When the “leave-one-out” cross-validation set was predicted with the calibration model of the AOCS vacuum oven method, the SEP was 1.823, R 2 was 0.9586, MDa was 0.0214, and SDDa was 0.0529. The intercept and slope for the linear regression line (Y = 1.2037x − 0.1532) were not significantly different (P > 0.05) from 0.0–1.0, respectively.

Table 2 compares the obtained data in terms of MD, SDD for accuracy (a) and repeatability (r) between duplicates for each of the two classical methods and FTIR-predicted results. The two classical methods and FTIR have comparable MDr and SDDr. The result in terms of MDa and SDDa indicated that the moisture content of CBD could be measured with good accuracy by FTIR spectroscopy. Comparison among the three methods used in this study is exemplified in Table 3, which shows the rapidity and sensitivity, small amount of sample, and that no chemicals were used in the FTIR method compared to the classical ones.

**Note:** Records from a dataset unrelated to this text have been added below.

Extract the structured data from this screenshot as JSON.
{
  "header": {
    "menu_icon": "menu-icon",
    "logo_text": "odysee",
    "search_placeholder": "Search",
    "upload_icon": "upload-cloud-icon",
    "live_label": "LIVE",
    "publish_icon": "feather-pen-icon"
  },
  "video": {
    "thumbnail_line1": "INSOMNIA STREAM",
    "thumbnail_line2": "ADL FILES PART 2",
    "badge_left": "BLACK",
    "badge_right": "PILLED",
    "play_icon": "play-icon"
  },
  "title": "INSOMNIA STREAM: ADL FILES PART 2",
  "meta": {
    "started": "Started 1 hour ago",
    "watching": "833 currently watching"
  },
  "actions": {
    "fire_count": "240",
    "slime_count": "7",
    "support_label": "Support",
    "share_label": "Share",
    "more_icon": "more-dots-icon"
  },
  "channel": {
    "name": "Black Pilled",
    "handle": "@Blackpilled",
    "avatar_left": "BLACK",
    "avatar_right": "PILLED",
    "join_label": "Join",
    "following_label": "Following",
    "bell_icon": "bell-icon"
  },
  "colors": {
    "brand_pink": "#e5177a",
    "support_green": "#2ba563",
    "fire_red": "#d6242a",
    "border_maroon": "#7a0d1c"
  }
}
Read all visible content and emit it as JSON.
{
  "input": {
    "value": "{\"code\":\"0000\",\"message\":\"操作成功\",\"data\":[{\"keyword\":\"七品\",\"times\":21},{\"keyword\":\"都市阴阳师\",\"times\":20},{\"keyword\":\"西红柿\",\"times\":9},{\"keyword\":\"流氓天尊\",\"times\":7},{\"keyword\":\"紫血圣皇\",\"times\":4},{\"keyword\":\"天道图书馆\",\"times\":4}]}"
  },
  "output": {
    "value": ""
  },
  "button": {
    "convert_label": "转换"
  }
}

Table 3 General comparison among the three methods used in the study

From this study, we hypothesize that the 3,075–3,700 and 1,500–1,700 cm−1 regions can be used to develop a calibration model to predict the moisture content in CBD samples. It could be concluded that FTIR spectroscopy equipped with an attenuated total reflectance (ATR) element could be used to develop equations for the determination of the moisture content in crude biodiesel (CBD). Absorbance values from the 3,075–3,700 and 1,500–1,700 cm−1 wavelength regions were found to be the best regions for the determination of moisture content in biodiesel samples. The coefficient of determinations (R 2) was 0.9793 and 0.97 for biodiesels produced from sludge palm oil (SPO) using the AOCS and IUPC methods, respectively. The calibration models were cross validated within the same set of samples, and the standard deviation (SD) of the difference for repeatability (SDDr) and accuracy (SDDa) of the FTIR method were found to be very low, indicating that FTIR spectroscopy is a useful alternative method to wet chemical methods for simple, rapid, accurate and cost-effective determination of the moisture content in biodiesel produced from sludge palm oil (SPO).